The HIV/AIDS model continues to provide a roadmap followed by other patient communities, demonstrating that it is not enough to question the status quo; you have to do the hard work of presenting well-founded alternatives. As Anthony Fauci, director of NIAID, noted at a FasterCures event in 2011, “If you really want to shake cages you have to be persistent. This is very different than coming to a meeting once a year. We knew the HIV/AIDS activists weren’t going away.”
Today, the role of patients as partners permeates the R&D landscape, extending far beyond the traditional model of funding basic science through donations. Spurred on by the increase of entrepreneurial philanthropy and the proliferation of technology that connects and empowers patient communities, patient influence on decision-making is increasing. In particular, the venture philanthropy drug-development model pioneered by the Cystic Fibrosis Foundation—which led to the codevelopment, with Vertex Pharmaceuticals, of Kalydeco, the first disease-modifying treatment aimed at the genetic cause of cystic fibrosis—is gaining steam and altering the landscape of disease research and cross-sector collaboration.

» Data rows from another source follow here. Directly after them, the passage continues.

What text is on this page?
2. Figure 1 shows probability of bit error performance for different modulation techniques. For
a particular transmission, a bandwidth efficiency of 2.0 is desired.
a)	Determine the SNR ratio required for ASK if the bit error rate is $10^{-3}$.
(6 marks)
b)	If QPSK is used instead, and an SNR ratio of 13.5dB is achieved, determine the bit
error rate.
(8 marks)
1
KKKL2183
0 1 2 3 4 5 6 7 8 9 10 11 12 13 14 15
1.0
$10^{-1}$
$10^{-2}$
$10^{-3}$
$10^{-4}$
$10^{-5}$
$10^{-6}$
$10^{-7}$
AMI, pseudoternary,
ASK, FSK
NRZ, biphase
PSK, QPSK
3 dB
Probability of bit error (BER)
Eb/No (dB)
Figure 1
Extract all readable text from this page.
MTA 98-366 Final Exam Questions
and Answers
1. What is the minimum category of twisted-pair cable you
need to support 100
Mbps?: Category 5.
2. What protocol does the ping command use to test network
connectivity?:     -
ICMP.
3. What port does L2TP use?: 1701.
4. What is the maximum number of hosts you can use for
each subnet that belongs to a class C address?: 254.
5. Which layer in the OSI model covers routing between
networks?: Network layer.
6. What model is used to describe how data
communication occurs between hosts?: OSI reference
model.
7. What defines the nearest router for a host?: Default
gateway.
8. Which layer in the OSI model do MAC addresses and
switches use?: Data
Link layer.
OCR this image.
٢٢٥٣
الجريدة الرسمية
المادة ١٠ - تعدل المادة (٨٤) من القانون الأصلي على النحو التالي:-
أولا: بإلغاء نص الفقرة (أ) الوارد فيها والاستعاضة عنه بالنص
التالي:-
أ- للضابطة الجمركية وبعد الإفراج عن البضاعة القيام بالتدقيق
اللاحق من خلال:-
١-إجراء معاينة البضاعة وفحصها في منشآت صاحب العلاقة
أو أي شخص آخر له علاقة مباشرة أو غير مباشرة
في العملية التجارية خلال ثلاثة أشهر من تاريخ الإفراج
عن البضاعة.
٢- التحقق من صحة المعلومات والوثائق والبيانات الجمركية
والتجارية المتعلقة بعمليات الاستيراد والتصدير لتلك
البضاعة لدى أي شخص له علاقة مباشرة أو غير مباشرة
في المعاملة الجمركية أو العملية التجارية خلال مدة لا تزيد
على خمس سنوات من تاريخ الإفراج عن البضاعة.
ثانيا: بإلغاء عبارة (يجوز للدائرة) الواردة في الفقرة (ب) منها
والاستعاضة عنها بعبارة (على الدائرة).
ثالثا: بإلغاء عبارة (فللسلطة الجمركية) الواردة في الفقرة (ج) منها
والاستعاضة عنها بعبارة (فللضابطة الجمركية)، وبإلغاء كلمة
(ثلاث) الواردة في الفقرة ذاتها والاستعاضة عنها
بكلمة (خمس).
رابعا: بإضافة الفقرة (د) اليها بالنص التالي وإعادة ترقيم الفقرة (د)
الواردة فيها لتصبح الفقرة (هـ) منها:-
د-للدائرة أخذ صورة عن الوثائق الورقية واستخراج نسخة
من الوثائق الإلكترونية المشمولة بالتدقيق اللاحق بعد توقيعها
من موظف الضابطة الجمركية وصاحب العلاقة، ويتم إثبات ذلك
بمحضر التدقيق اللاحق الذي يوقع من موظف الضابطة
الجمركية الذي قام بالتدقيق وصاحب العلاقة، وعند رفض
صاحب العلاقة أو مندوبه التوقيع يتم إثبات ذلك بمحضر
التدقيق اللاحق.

The U.S. federal government recently initiated a series of efforts to more formally incorporate patient input into its decision-making processes. Efforts and entities have jumpstarted activities across the medical products industry to elicit and include patient perspectives along the full range of clinical development, such as the Patient-Centered Outcomes Research Institute (PCORI), established through the Affordable Care Act in 2010; the Patient-Focused Drug Development initiative at the FDA, mandated under the fifth reauthorization of the Prescription Drug User Fee Act (PDUFA) in 2012; and a Patient Preference Initiative launched by the FDA’s Center for Devices and Radiologic Health (CDRH) in 2013.